Walter Moody, un jeune anglais qui cherche à faire sa place et sa fortune dans ce monde nouveau et peu ordonné, arrive fraîchement débarqué, dans le petit port d’Hokitika, par un soir de vent et de pluie. Il entre à l’auberge et semble perturber une étrange réunion entre les notables, dans une ambiance cosy très anglo-saxonne. Très vite, on l’entretient d’une histoire qui mobilise tout le monde dans cette étroite communauté. Un riche notable a disparu, une prostituée a tenté de mettre fin à ses jours, et on a découvert dans la maison d’un pauvre ivrogne, mort lui aussi, une fortune en pépite d’or, ainsi qu’un testament pas vraiment signé et à moitié consumé. Une aventurière débarque en Ville et, affirmant être l’épouse du disparu, revendique cet or. Un courtier louche a touché une forte commission sur la vente de l’or qu’il a d’ailleurs déjà dépensée. On n’est pas certain que la prostituée se soit vraiment suicidée ; peut-être a -t-elle été empoisonnée ? Du notable disparu, rien ne dit qu’il soit mort puisqu’on n’a pas retrouvé de corps. Tout est à l’avenant. Bien d’autres personnages vont foisonner dans ce roman ; la plupart se croisent, mentent et échangent des intentions sous-jacentes, les uns s’appuient sur les autres, se manipulent, pour satisfaire une seule obsession dans cet écheveau indéchiffrable : emporter l’or perdu. Walter Moody se trouve au centre de l’enquête ; il essaie de comprendre et cherche la vérité dans ce fatras d’intérêts et de secrets.

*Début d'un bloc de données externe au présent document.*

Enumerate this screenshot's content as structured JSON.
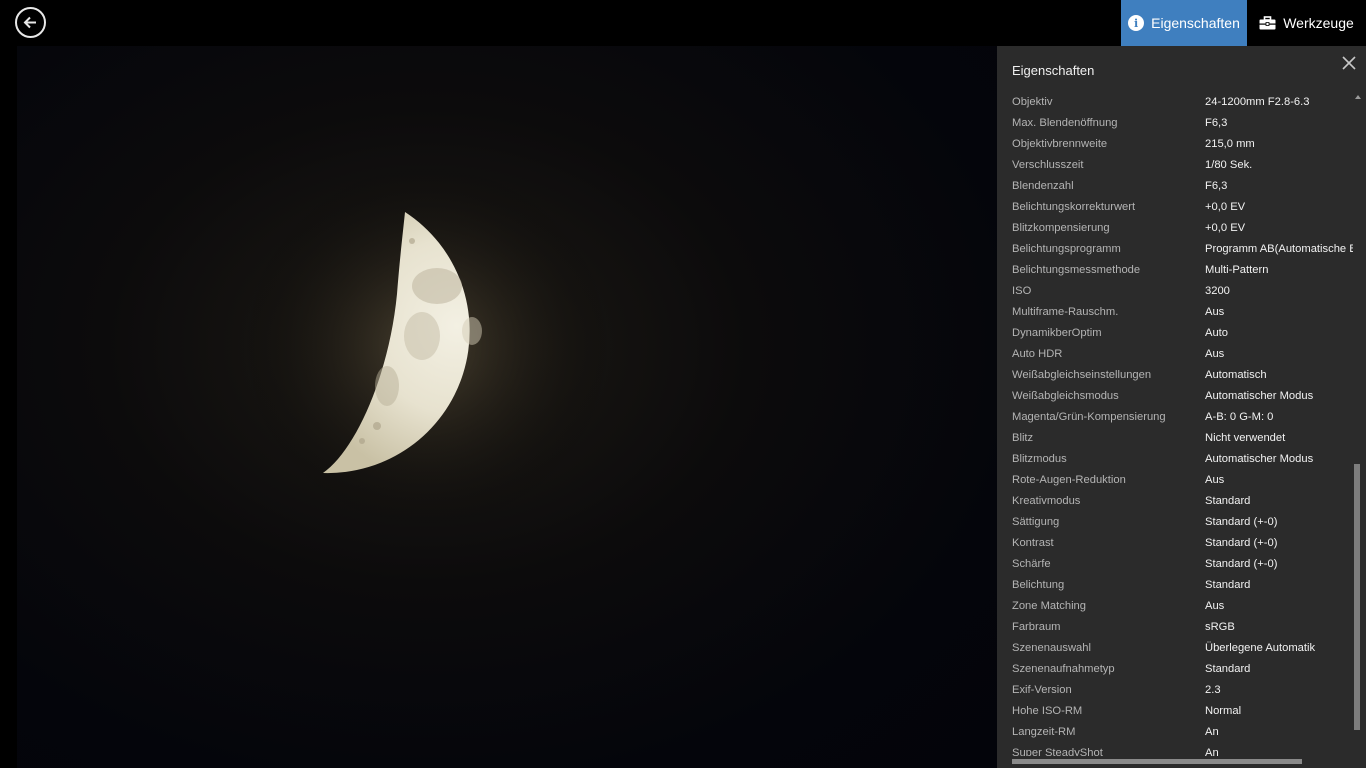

Le roman est structuré sur des séries de contraintes formelles assez étonnantes. La motricité intérieure du récit repose sur le fait que chaque personnage enquête sur les autres, ce qui crée sur la longueur du récit un enchevêtrement dynamique, où chaque situation rencontrée par un personnage sera éclairée des investigations d’un autre. Les chapitres progressent en taille décroissante, chacun fait la moitié du précédent, de quatre cents pages environ au premier, pour une demie à peine au dernier. Leurs incipit, au contraire, vont en s’épaississant. Ils sont chacun placés sous un signe du zodiaque, qui en illustre la clé ainsi que le caractère d’un personnage dominant.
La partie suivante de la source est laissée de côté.